Keterangan Microgynon

  • Golongan: Obat Keras.
  • Kelas Terapi: Kontrasepsi Oral.
  • Kandungan: Levonorgestrel 150 mcg,
  • Ethinylestradiol 30 mcg, Laktosa (placebo).
  • Bentuk: Tablet Salut.
  • Satuan Penjualan: Strip.
  • Kemasan: Strip @28 Tablet.
  • Farmasi: Bayer Indonesia.
  • Harga: Rp. 14.500 - Rp. 35.000/ Strip

Kegunaan Microgynon

Microgynon digunakan untuk mencegah kehamilan.

Dosis & Cara Penggunaan Microgynon

Microgynon merupakan golongan obat keras.

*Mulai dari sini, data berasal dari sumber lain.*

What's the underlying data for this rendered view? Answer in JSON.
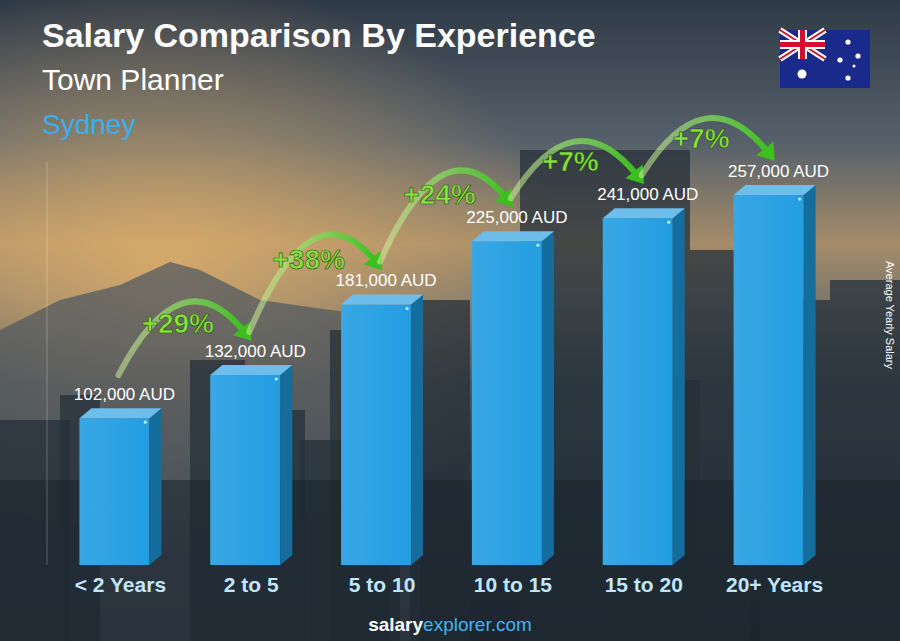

Obat ini memerlukan resep dokter untuk pembelian serta penggunaannya.

Dosis: 1 tablet perhari dimulai dari hari pertama menstruasi. 

Cara Penyimpanan
Simpan pada suhu dibawah 25 derajat Celcius.

Efek Samping Microgynon

Efek samping penggunaan Microgynon yang mungkin terjadi adalah:

  • Nyeri payudara.
  • Mual, muntah.
  • Nyeri perut yang hebat.
  • Nyeri perut.
  • Sakit kepala.
  • Perubahan mental atau suasana perasaan.
  • Perdarahan vagina yang tidak biasa (seperti bercak terus menerus, perdarahan berat tiba-tiba).
  • Urin gelap, mata dan kulit menguning.

Overdosis

  • Gejala: mual dan muntah, perdarahan dapat terjadi pada wanita.
  • Pengobatan: gejala spesifik dan suportif; induksi muntah dan pemberian arang dapat digunakan. Penanganan pasien overdosis hanya dapat dilakukan oleh tenaga medis profesional.

Kontraindikasi
Hindari penggunaan Microgynon pada pasien yang memiliki indikasi:

  • Kehamilan
  • Perdarahan vagina yang tidak terdiagnosis
  • Penyakit arteri yang parah (atau riwayat keluarga dengan profil lipid aterogenik)
  • Adenoma hati; porfiria
  • Pasien dengan riwayat kanker payudara
  • Gangguan hatit
  • Trombofloebitis atau gangguan tromboemboli
  • Karsinoma payudara kecuali pada pasien tertentu yang dirawat karena penyakit metastasis
  • Tumor yang bergantung pada estrogen
  • Merokok ≥40 batang setiap hari
  • Usia > 50 tahun
  • Pasien dengan komplikasi diabetes 
  • Pasien dengan BMI> 39 kg / m2
  • Migrain dengan aura fokal tipikal, berlangsung> 72 jam meskipun sudah diobati atau migrain diobati dengan turunan ergot
  • Tekanana darah > 160 mmHg sistolik dan diastolik 100 mmHg
  • Serangan iskemik transien tanpa sakit kepala
  • Penderita SLE; batu empedu; riwayat sindrom uremik hemolitik
  • Gatal-gatal selama kehamilan
  • Penyakit kuning kolestatik
  • Korea atau kemunduran pemfigoid otosklerosis
  • Menyusui selama 6 bulan pertama setelah melahirkan

Interaksi Obat
Berikut adalah beberapa interaksi obat yang umumnya terjadi saat penggunaan Microgynon:

  • Aminoglutethimide.
  • Carbamazepine.
  • Dicoumarol.
  • Hydrocortisone.
  • Phenobarbital.
  • Prednisolone.

Kategori Kehamilan
Badan Pengawas Obat dan Makanan Amerika Serikat (FDA) mengategorikan Microgynon ke dalam Kategori X:
Studi pada hewan atau manusia telah menunjukkan kelainan pada janin atau ada bukti risiko pada janin berdasarkan pengalaman manusia. Risiko penggunaan obat ini pada wanita hamil jelas melebihi manfaat yang diharapkan. Obat ini dikontraindikasikan pada wanita hamil dan wanita usia subur yang memiliki kemungkinan hamil.